# Chapter 3 Regression estimation

The relation of two random variables \(X\) and \(Y\) can be completely characterized by their joint cdf \(F\), or equivalently, by the joint pdf \(f\) if \((X,Y)\) is continuous, the case we will address. In the regression setting, we are interested in predicting/explaining the *response* \(Y\) by means of the *predictor* \(X\) from a sample \((X_1,Y_1),\ldots,(X_n,Y_n)\). The role of the variables is not symmetric: \(X\) is *used* to predict/explain \(Y\).

The complete knowledge of \(Y\) when \(X=x\) is given by the conditional pdf: \(f_{Y\vert X=x}(y)=\frac{f(x,y)}{f_X(x)}\). While this pdf provides full knowledge about \(Y\vert X=x\), it is also a challenging task to estimate it: for each \(x\) we have to estimate a *curve*! A simpler approach, yet still challenging, is to estimate the conditional mean (a scalar) for each \(x\).
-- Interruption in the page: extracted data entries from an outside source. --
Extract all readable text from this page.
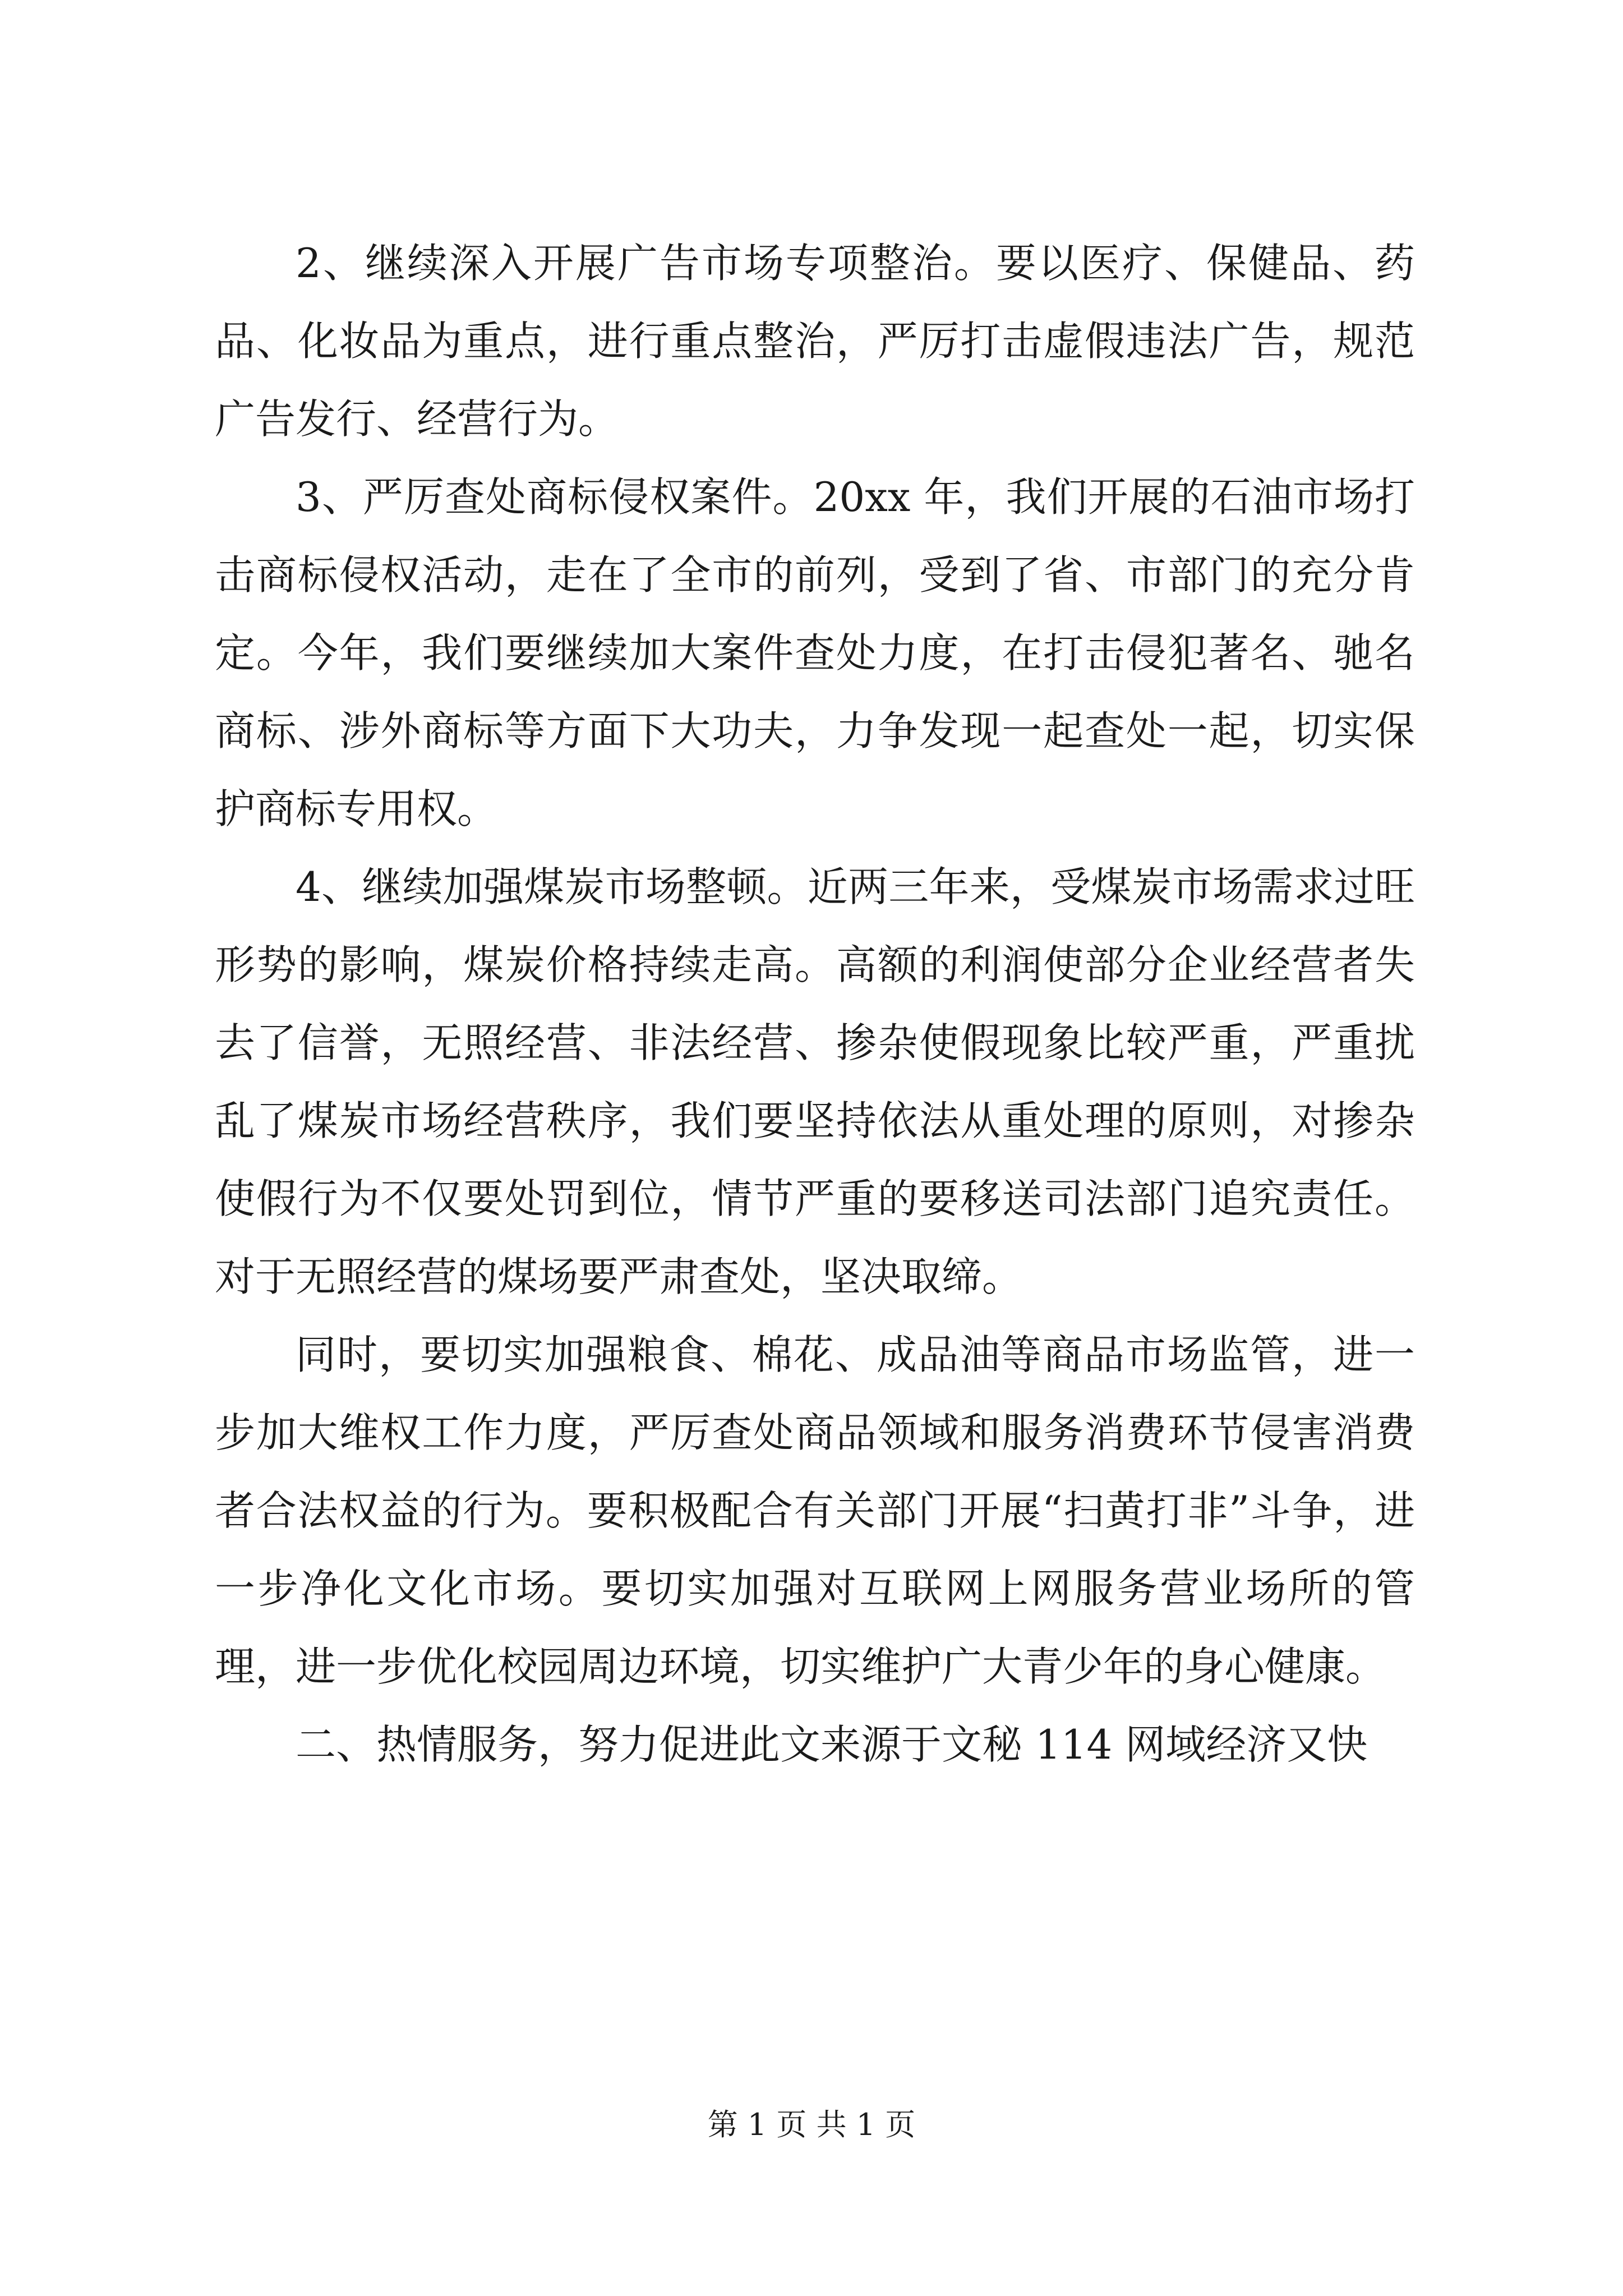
2、继续深入开展广告市场专项整治。要以医疗、保健品、药品、化妆品为重点，进行重点整治，严厉打击虚假违法广告，规范广告发行、经营行为。

3、严厉查处商标侵权案件。20xx 年，我们开展的石油市场打击商标侵权活动，走在了全市的前列，受到了省、市部门的充分肯定。今年，我们要继续加大案件查处力度，在打击侵犯著名、驰名商标、涉外商标等方面下大功夫，力争发现一起查处一起，切实保护商标专用权。

4、继续加强煤炭市场整顿。近两三年来，受煤炭市场需求过旺形势的影响，煤炭价格持续走高。高额的利润使部分企业经营者失去了信誉，无照经营、非法经营、掺杂使假现象比较严重，严重扰乱了煤炭市场经营秩序，我们要坚持依法从重处理的原则，对掺杂使假行为不仅要处罚到位，情节严重的要移送司法部门追究责任。对于无照经营的煤场要严肃查处，坚决取缔。

同时，要切实加强粮食、棉花、成品油等商品市场监管，进一步加大维权工作力度，严厉查处商品领域和服务消费环节侵害消费者合法权益的行为。要积极配合有关部门开展“扫黄打非”斗争，进一步净化文化市场。要切实加强对互联网上网服务营业场所的管理，进一步优化校园周边环境，切实维护广大青少年的身心健康。

二、热情服务，努力促进此文来源于文秘 114 网域经济又快

第 1 页 共 1 页
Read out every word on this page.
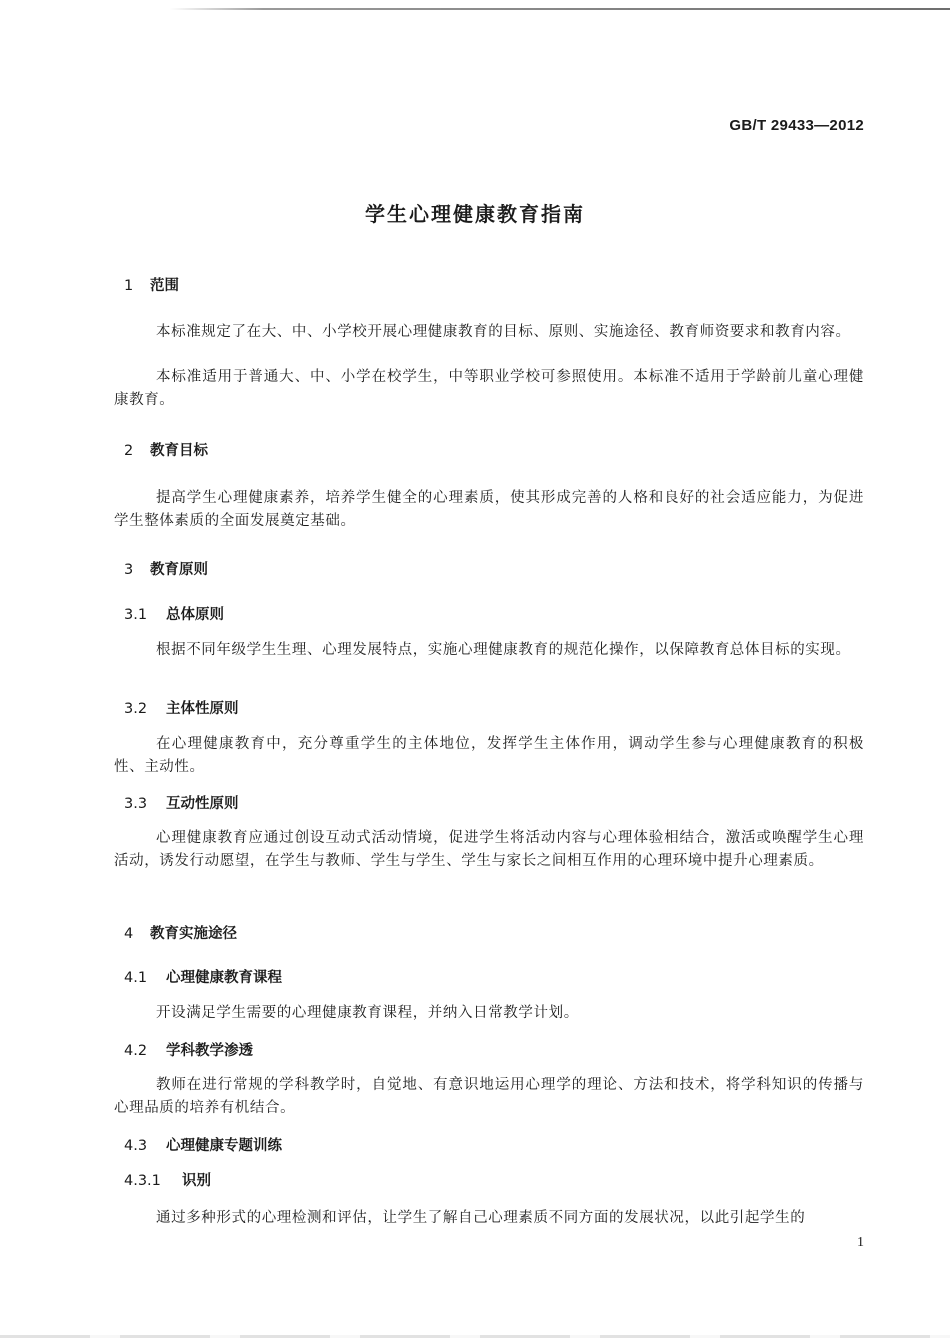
GB/T 29433—2012
学生心理健康教育指南
1 范围
本标准规定了在大、中、小学校开展心理健康教育的目标、原则、实施途径、教育师资要求和教育内容。
本标准适用于普通大、中、小学在校学生，中等职业学校可参照使用。本标准不适用于学龄前儿童心理健康教育。
2 教育目标
提高学生心理健康素养，培养学生健全的心理素质，使其形成完善的人格和良好的社会适应能力，为促进学生整体素质的全面发展奠定基础。
3 教育原则
3.1 总体原则
根据不同年级学生生理、心理发展特点，实施心理健康教育的规范化操作，以保障教育总体目标的实现。
3.2 主体性原则
在心理健康教育中，充分尊重学生的主体地位，发挥学生主体作用，调动学生参与心理健康教育的积极性、主动性。
3.3 互动性原则
心理健康教育应通过创设互动式活动情境，促进学生将活动内容与心理体验相结合，激活或唤醒学生心理活动，诱发行动愿望，在学生与教师、学生与学生、学生与家长之间相互作用的心理环境中提升心理素质。
4 教育实施途径
4.1 心理健康教育课程
开设满足学生需要的心理健康教育课程，并纳入日常教学计划。
4.2 学科教学渗透
教师在进行常规的学科教学时，自觉地、有意识地运用心理学的理论、方法和技术，将学科知识的传播与心理品质的培养有机结合。
4.3 心理健康专题训练
4.3.1 识别
通过多种形式的心理检测和评估，让学生了解自己心理素质不同方面的发展状况，以此引起学生的
1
This is the so-called *regression function*^{8}

\[\begin{align*} m(x):=\mathbb{E}[Y\vert X=x]=\int y\,\mathrm{d}F_{Y\vert X=x}(y)=\int yf_{Y\vert X=x}(y)\,\mathrm{d}y. \end{align*}\]

Thus we aim to provide information about \(Y\)’s expectation, not distribution, by \(X\).

Finally, recall that \(Y\) can expressed in terms of \(m\) by means of the *location-scale model*:

\[\begin{align*} Y=m(X)+\sigma(X)\varepsilon, \end{align*}\]

where \(\sigma^2(x):=\mathbb{V}\mathrm{ar}[Y\vert X=x]\) and \(\varepsilon\) is independent from \(X\) and such that \(\mathbb{E}[\varepsilon]=0\) and \(\mathbb{V}\mathrm{ar}[\varepsilon]=1\).

Recall that we assume that \((X,Y)\) is continuous.↩︎